UPS Inc.'s recently announced 2012 tariff rate increases on its core ground parcel business may underestimate the magnitude of the rate hikes that will actually hit on Jan. 2, according to an analysis from a leading parcel consulting firm.
UPS said Nov. 18 that it would raise non-contract rates on ground parcel, domestic air, and U.S.-originating international services by a "net" amount of 4.9 percent, after factoring in reductions in the applicable fuel surcharge. The Atlanta-based transportation logistics giant said its base rate increase of 5.9 percent would be adjusted downward by one percentage point after incorporating a one-percentage-point reduction in the applicable ground fuel surcharge.
However, Hempstead Consulting, an Orlando, Fla.-based firm run by parcel industry veteran Jerry Hempstead, said an analysis of rates for parcels weighing between one and 20 pounds and shipped across virtually all of the country shows much more pronounced increases than the average announced by UPS. With few exceptions, the rate increases will be well in excess of 7.5 percent, according to the analysis. In some instances, the increases will be pushing 9 percent.
For example, UPS will raise rates by more than 8 percent on shipments weighing between two and 10 pounds and moving between 300 and 1,000 miles, according to the Hempstead study. The increases will be somewhat less on shipments of the same weight range moving beyond 1,000 miles, the analysis found.
Officials at UPS were unavailable to comment at press time.
Hempstead, who spent decades in top sales and operational positions at the former Airborne Express and then DHL Express, acknowledged that many UPS shippers have contracts with the carrier and are awarded discounts that result in much lower package rates. He added, however, that virtually every UPS customer is subject to what is known as a "minimum charge" for each package, and that those charges are rising at a clip greater than the total average charge of 5.9 percent.
The 2012 minimum charge of $5.49 is more than 6 percent higher than the 2011 charge of $5.17 per package, and is a significant jump from the 2008 minimum of $4.20 per package, according to Hempstead data.
Analysts who follow UPS said the annual tariff rate increases have little real-world significance because the formula assumes that a customer's shipment is equally distributed across each weight class and each "zone," lingo for geographic regions of the United States. The United States is divided into eight zones.
Hempstead said only those shippers with equal weight and distance distribution would pay the announced tariff rate hike. "But the reality is that shipments are not equally distributed," said Hempstead, who calls UPS's calculations "mathemagic."

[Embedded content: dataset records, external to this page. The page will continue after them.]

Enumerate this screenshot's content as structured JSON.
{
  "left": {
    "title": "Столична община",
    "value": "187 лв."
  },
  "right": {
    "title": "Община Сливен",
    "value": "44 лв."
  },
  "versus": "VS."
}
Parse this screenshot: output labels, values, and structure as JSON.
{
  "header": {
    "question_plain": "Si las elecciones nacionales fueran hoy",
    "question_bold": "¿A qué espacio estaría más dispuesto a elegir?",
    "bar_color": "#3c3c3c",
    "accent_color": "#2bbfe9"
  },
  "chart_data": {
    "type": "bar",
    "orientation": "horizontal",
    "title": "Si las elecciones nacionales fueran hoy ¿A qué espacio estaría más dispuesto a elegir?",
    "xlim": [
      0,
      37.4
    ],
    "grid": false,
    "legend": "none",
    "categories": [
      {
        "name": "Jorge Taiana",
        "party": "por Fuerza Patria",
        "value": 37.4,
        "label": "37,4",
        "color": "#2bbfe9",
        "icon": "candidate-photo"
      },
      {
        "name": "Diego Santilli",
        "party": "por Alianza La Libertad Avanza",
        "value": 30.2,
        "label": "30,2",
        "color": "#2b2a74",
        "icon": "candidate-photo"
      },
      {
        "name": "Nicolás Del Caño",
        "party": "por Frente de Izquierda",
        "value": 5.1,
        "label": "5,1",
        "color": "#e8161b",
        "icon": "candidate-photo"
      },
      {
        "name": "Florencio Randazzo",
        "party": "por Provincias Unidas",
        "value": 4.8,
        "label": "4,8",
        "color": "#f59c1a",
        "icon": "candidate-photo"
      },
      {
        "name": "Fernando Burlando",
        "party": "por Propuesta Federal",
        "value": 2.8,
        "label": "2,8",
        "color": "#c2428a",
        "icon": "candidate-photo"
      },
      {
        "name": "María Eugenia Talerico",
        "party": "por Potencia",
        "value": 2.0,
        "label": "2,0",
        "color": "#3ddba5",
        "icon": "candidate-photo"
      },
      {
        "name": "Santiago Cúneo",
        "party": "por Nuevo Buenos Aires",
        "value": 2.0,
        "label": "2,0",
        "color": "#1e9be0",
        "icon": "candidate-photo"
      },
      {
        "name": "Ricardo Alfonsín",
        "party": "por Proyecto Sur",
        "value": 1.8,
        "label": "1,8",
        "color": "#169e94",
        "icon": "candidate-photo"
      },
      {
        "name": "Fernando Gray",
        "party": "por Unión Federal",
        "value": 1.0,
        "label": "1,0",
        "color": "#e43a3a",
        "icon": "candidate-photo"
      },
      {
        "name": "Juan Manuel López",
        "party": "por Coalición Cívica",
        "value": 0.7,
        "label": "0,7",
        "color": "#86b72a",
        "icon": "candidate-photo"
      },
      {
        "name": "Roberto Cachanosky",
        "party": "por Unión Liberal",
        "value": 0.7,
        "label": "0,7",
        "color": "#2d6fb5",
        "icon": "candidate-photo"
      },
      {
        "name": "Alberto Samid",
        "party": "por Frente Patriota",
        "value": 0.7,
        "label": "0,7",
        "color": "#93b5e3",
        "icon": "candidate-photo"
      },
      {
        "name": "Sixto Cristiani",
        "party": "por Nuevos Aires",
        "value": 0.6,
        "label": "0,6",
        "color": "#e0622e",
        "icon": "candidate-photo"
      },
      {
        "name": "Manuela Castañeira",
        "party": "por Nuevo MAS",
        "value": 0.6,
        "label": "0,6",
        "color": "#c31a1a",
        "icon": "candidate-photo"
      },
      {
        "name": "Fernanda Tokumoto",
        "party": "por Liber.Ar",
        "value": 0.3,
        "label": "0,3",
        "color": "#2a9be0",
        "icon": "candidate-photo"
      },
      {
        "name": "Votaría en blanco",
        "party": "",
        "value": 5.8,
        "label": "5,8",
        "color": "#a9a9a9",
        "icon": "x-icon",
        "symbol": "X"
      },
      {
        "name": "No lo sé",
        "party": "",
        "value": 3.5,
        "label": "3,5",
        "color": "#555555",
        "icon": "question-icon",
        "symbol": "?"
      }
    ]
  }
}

Douglas O. Kahl, executive consultant at TranzAct Technologies, a transport consultancy in Elmhurst, Ill., said no UPS shipper should use the published tariffs as a beacon to guide their annual parcel spending decisions. "It really goes to show that shippers can't budget off an announced average, nor can they use a median," said Kahl. "They need to take a look at their particular book of business and understand the actual increases that apply to their unique distribution pattern."